盾构隧道三维数值分析方法与衬砌力学特性研究

发布时间：2018-06-09 15:50

本文选题：盾构隧道 + 装配式衬砌　；参考：《西南交通大学》2017年硕士论文

【摘要】：随着我国经济的发展和"十三五"期间城镇化进程的加快,城市公共交通的大规模建设成为必然,在建设地铁隧道时,盾构施工法由于其受施工场地和道路交通限制少,对地面生产活动影响小的优点,越来越多的成为修建城市地铁隧道的首选工法。盾构隧道装配式衬砌设计的关键问题在于计算模型本身是否能够真实反映衬砌的实际受力状态,目前用于盾构隧道装配式衬砌的横向设计计算方法有惯用法、修正惯用法、多铰圆环法、梁-弹簧模型和梁-接头模型五种;纵向设计计算方法主要有纵向梁-弹簧模型、纵向等效连续化刚度折减模型两种。上述模型都将盾构隧道装配式衬砌沿横向和纵向简化为梁结构,并且将盾构隧道的横向力学性能和纵向力学性能区分开来进行研究分析。
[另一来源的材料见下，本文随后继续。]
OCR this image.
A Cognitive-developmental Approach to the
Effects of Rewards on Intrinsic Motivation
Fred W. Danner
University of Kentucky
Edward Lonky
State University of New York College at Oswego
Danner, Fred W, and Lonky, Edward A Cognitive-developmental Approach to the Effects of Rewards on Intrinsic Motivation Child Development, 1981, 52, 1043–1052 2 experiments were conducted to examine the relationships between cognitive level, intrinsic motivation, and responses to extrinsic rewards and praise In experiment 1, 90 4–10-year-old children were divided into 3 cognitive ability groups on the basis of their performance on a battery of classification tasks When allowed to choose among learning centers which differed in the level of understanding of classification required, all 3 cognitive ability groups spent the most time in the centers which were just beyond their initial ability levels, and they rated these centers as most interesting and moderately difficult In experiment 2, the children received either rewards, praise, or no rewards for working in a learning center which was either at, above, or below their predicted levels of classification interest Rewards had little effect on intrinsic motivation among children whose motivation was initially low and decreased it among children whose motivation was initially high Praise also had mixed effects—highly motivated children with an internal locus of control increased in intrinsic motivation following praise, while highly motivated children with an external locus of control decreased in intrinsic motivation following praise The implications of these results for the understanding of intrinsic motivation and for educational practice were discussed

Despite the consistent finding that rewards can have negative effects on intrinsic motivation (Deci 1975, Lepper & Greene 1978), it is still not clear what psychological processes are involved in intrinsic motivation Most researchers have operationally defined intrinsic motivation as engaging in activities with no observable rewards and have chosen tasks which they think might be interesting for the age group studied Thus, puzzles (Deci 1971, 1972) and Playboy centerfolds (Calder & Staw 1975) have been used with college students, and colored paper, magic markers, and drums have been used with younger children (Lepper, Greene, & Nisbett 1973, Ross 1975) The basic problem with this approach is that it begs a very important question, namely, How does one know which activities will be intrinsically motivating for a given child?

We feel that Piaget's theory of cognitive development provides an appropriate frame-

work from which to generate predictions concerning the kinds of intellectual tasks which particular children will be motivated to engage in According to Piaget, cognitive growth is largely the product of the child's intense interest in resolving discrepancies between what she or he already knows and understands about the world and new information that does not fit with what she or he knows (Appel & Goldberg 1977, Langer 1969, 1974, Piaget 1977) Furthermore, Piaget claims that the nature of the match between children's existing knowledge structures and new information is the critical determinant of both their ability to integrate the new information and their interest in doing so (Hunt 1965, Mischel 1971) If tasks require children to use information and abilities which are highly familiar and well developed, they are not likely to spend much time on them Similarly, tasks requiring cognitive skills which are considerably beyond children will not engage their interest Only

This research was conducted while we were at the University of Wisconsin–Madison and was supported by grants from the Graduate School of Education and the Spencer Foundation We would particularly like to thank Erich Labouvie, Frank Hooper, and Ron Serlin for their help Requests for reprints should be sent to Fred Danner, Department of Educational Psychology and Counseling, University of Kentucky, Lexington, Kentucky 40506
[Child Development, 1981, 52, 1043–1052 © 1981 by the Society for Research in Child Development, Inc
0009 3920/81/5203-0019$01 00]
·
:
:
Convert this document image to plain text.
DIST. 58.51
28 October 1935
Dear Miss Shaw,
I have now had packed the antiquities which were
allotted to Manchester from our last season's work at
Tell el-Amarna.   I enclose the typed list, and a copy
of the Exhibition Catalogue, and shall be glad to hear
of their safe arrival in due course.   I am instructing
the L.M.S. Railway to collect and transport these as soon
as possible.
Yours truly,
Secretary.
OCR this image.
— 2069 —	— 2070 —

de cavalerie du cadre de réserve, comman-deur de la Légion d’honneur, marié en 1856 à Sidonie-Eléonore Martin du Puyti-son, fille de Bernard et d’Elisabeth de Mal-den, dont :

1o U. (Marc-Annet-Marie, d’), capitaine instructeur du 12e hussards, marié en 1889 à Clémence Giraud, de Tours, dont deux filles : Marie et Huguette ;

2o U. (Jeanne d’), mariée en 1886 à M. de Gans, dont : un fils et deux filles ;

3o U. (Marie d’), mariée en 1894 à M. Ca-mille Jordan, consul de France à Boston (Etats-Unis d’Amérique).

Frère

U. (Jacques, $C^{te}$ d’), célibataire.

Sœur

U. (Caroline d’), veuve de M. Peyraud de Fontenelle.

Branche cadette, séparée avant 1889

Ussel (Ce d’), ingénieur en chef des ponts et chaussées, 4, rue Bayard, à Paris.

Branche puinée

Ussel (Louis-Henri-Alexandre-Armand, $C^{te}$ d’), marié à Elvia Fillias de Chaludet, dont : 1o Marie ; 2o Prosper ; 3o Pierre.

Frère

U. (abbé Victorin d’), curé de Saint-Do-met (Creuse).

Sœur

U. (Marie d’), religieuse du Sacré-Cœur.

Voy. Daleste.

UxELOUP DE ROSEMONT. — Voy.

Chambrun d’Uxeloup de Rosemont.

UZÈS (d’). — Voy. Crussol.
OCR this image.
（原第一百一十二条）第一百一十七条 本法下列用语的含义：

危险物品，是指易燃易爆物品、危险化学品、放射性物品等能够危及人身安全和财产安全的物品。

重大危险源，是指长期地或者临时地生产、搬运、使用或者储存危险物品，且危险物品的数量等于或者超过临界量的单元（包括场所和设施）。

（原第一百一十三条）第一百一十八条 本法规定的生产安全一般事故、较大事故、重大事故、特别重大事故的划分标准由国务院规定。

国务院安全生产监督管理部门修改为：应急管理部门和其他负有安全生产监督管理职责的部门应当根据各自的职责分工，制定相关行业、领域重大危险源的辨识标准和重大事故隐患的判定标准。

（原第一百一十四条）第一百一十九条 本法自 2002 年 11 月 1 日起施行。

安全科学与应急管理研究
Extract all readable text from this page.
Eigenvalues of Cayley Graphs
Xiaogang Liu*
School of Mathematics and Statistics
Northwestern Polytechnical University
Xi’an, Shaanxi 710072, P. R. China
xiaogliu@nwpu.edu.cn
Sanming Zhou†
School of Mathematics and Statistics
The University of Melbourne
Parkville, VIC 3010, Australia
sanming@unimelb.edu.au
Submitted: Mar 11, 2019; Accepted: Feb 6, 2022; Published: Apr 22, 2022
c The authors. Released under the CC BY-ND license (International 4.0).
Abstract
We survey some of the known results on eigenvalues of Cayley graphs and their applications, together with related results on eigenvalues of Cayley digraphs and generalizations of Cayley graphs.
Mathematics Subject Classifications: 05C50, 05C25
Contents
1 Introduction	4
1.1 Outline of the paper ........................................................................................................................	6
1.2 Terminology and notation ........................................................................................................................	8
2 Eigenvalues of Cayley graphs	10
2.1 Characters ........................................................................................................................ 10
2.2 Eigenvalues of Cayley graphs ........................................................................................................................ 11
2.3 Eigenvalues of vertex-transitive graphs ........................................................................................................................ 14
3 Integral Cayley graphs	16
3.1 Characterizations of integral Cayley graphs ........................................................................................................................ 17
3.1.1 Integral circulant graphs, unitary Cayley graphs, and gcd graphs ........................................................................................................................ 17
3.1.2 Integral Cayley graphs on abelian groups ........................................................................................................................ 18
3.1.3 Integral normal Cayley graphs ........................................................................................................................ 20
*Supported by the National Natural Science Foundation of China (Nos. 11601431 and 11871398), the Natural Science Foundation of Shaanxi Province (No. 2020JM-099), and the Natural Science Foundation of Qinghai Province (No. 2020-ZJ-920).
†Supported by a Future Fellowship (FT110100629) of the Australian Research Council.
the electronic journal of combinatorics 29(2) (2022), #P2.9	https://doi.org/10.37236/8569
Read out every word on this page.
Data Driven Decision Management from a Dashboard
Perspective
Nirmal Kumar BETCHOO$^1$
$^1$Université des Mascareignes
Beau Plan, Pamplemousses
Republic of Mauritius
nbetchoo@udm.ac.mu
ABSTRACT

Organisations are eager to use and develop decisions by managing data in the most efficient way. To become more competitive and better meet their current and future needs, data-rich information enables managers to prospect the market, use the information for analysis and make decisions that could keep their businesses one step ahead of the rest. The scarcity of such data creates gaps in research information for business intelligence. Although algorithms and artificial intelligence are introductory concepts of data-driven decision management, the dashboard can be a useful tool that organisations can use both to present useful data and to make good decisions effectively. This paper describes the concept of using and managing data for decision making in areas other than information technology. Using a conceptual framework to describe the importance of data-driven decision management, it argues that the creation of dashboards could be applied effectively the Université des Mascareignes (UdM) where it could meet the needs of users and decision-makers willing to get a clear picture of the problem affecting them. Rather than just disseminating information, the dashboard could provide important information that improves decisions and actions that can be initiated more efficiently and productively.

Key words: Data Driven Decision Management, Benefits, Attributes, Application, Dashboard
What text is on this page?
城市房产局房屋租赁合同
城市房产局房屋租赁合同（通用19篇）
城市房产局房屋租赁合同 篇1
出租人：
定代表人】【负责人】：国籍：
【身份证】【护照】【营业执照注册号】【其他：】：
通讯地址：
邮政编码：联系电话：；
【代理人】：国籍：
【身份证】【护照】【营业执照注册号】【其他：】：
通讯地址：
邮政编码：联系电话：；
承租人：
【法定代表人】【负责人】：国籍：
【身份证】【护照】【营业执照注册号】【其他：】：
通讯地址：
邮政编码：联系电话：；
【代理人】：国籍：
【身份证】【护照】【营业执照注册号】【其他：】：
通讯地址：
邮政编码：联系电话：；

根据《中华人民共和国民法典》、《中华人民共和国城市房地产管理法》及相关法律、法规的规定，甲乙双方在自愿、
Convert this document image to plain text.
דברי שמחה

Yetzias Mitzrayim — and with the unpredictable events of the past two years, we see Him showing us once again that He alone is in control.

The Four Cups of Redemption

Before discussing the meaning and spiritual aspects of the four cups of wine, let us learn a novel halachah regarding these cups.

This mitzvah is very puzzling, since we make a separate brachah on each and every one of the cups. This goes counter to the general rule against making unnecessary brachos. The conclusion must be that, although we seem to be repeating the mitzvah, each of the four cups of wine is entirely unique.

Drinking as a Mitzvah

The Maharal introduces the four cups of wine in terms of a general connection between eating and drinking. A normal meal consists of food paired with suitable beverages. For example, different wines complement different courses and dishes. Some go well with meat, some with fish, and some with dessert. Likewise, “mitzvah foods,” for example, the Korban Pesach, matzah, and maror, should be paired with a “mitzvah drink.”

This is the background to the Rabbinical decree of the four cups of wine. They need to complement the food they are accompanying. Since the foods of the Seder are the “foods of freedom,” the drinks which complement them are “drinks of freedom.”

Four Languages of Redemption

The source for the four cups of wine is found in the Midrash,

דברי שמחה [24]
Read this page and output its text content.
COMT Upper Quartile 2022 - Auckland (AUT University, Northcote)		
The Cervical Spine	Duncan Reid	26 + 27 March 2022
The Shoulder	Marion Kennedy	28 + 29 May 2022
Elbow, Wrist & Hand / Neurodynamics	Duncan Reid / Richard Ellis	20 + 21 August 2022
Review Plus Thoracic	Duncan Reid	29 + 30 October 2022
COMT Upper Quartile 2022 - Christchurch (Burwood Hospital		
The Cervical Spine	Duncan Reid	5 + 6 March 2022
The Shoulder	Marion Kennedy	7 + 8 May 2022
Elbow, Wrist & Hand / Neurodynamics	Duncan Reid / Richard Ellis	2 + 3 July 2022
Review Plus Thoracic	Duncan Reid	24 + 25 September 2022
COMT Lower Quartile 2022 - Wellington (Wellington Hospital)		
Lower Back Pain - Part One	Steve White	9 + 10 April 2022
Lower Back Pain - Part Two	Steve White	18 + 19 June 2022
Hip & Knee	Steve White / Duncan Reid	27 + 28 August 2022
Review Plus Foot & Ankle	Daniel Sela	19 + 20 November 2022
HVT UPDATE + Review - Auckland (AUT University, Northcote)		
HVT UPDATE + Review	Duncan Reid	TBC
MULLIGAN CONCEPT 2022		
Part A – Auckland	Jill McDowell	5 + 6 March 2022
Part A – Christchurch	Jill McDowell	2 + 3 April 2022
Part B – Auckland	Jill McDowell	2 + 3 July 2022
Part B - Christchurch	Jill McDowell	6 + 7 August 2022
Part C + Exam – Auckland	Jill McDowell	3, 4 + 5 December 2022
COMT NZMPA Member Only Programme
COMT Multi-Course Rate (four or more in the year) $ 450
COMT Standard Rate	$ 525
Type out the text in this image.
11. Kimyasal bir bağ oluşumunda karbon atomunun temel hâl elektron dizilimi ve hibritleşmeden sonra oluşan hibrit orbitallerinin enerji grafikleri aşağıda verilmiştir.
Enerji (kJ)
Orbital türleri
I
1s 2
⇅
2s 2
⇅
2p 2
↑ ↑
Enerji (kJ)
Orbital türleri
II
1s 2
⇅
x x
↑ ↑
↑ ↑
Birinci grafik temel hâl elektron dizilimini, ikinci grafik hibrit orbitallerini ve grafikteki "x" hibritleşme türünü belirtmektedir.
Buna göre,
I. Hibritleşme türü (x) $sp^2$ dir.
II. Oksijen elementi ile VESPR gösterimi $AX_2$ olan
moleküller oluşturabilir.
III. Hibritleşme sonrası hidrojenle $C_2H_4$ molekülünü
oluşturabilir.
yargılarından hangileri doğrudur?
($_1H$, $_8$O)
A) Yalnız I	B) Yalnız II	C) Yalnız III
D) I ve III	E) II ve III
然而,盾构隧道的结构形式非常复杂,纵向和横向的结构性能密不可分,现有的将盾构隧道横纵向简化为梁的方法很多情况下无法准确反映衬砌整体的力学性能,与实际情况出现偏差。鉴于盾构装配式衬砌结构静力学的研究现状,采用大型有限元软件ANSYS及其二次开发语言APDL对盾构隧道的接头、衬砌的数值模拟以及既有隧道内力、变形受新建隧道下穿施工的影响进行了分析研究,主要研究内容如下:(1)对盾构隧道接头进行三维有限元建模,在模型几何参数上更加接近实际设计施工情况的同时,对接头处弹性密封衬垫的力学性能和防水效应进行深入研究,并将衬垫的力学性能以本构模型的方式应用到接头三维有限元模型计算中,得到盾构管片的抗弯刚度,为壳-弹簧盾构隧道衬砌模型的接头抗弯刚度提供参数。(2)建立壳-弹簧盾构衬砌模型,以壳单元模拟混凝土管片,以弹簧单元模拟接头,对壳-弹簧模型承受不同轴力的接头进行复杂非线性抗弯刚度的自动化迭代计算,得到不同拼装方式下衬砌环的弯矩和轴力及其分布规律。(3)建立实体单元-弹簧模型,以实体单元模拟混凝土管片,以接触单元实现管片间接触作用,以不同方向的弹簧单元模拟螺栓,三者通过组合成构件的形式模拟接头的抗弯、抗拉压和抗剪非线性效应。研究了通缝、错缝拼装工况下衬砌弯矩和轴力分布的规律,并且将实体-弹簧模型,壳-弹簧模型的计算结果与惯用法和多铰圆环法进行对比分析。(4)依托国内某新建地铁盾构隧道下穿既有运营地铁隧道实际工程,对施工进行全过程计算机仿真数值模拟。采用温度应变比拟的方式,模拟了新建隧道同步注浆浆液在凝固过程中的体积缩减效应,并通过将实体-弹簧模型引入到地层中构成地层-结构计算模型,模拟既有隧道在新建盾构隧道开挖时,既有隧道的位移影响和结构内力影响。揭示了开挖过程对于既有线盾构隧道管片弯矩,轴力,螺栓受力以及管片错台,接缝张开的变化规律。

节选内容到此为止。